Logged in locally to find the DNS service had died due to "insuficient no paged memory" restart of the server sorted it but obviosuly there is a long term fix needed here not my current top priority tho.
After getting that restarted and numerous people that had only managed partial logins etc logging out and back in again all seemed fine until I started getting reports of "suspicious looking icons on peoples desktops with blue shortcut arrow icons on them". After seeing one I knew imediatly it was offline files. Now my quandry. These offline files icons are showing for only a few users but for those users its all their files on their desktops or my documents. Their my documents and dekstops are mapped to their home directory which is on a different server not the one that crashed this morning. That server has offline files turned off explicitly on every share I have checked so I'm really confused.
How can offline files be active on a share that has it explicitly turned off. And how can I turn it off properly again.
The reason I'm nto happy to just leave this is that all user accounts are wiped by the logoff script. If for some reason somone had done some work and it had not been updated on the server version of the files when they logoff that updated or new document would be lost when the profile is deleted. I can find loads of guides and info on the net for enabling offline files but nothing related to turning it off when it is already suposedly off.
This only applies to less than a dozen users who suceeded in logging in while the secondary DC was down this morning. The secondary DC is not the file server that the home directory shares is on.
They wont have processed the machine GP properly. The default is offline files on.

There are group policies to do with Offline files which you should check out:
Computer Config > Admin Templates > Network > Offline Files
And
User Config > Admin Templates > Network > Offline Files
Once you've set these policies, run the following command: gpupdate /force on problematic workstations then reboot. Hope this helps.

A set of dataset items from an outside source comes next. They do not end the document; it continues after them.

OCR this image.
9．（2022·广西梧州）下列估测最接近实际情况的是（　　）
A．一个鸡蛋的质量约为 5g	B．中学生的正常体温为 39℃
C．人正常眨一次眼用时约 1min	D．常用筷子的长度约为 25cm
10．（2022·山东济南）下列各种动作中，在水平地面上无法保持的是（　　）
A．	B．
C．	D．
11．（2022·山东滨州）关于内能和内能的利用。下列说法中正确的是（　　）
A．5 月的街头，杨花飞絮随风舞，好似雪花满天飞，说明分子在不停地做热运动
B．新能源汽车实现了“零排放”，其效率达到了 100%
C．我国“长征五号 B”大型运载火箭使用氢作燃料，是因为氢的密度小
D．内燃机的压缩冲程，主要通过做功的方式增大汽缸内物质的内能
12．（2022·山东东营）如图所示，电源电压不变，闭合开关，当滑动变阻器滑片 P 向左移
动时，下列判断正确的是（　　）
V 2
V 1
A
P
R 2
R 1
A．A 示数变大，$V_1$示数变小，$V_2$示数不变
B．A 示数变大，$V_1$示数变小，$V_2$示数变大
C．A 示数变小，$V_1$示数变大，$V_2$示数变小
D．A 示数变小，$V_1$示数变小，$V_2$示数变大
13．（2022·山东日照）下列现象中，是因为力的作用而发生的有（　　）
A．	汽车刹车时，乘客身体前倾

I know that this is not on your list of stuff to do but I have had that error caused by both exchange and lousy print drivers (Brother). If you are running exchange on that server you might want to run the Exchange Best Practices Analyzer on it http://www.microsoft.com/downloads/d...displaylang=en also check that the /3GB switch is on if you have more than 2GB of memory in the server.Originally Posted by Teth
The lousy print drivers that I mentioned were in the habit of using up all of the NP RAM via the print spooler service. I temporarily fixed this by scheduling a restart of that service every four hours.